Nada como uma breve incursão pela etimologia para percebermos as razões, de fundo, que levam a igreja católica a defender o celibato “com unhas e dentes” ou placa, conforme os casos de beatas ou beatos mais conservadores.
Linguisticamente falando, celibato deriva do latim cælibatus, ou seja, “sem estar casado”, por oposição a coniugalem, conjugal, isto é, com jugo, uma espécie de forca sob a qual desfilavam (perante os Romanos) os inimigos vencidos.
Por outras palavras, o celibato parece ser apanágio dos vencedores, livres como passarinhos, ao passo que a vida conjugal é castigadora forca e penitente subjugação dos vencidos. Nada mais genuíno. Se assim não fosse, quem me explica a razão que leva o povo a dizer de um noivo: “Olha mais um que se vai enforcar”? Pois é, o povo sabe do que fala, não fosse a voz do povo a voz de Deus.
Já outros há (e acompanho-os no pensamento) que acreditam que não existe ser humano perfeito, muito menos um marido! Ora digam lá se não é este o motivo, o mais racional, pelo qual muitos padres não se deixam cair no pináculo da imperfeição – ser maridos. Irmãos caríssimos, a equação é muito simples: se um sacerdote está condenado a ser imperfeito, ao menos que o seja solteirinho. O contrário disto é desconversar.
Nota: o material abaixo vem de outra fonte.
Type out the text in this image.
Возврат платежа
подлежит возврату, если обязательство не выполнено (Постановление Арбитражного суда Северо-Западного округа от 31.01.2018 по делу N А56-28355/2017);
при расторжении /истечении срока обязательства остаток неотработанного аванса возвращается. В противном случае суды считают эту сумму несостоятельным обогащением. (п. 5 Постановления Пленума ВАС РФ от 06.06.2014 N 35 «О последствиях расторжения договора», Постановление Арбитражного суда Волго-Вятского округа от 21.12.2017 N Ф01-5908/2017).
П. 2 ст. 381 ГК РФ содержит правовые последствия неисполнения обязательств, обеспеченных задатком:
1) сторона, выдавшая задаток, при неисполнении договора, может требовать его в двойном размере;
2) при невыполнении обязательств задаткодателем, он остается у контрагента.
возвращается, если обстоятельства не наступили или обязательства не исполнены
É claro que há alguns membros da Igreja católica, com sentido mais piedoso e patriótico, que, mandando a castidade “às urtigas”, seriamente preocupados com a galopante baixa da taxa de natalidade, são tentados a contribuir solidária e caridosamente para o seu crescimento com sobrinhos e afilhados “em escadinha”, daqueles que, apesar do suposto parentesco mais distante, são a “cara do pai toda”. É assim: já que há muitos que não se mexem; outros há que cumprem os seus deveres de cidadania ativa. O problemazito é que, salvo honrosas exceções, na maioria dos casos, hipocritamente, não assumem os seus atos.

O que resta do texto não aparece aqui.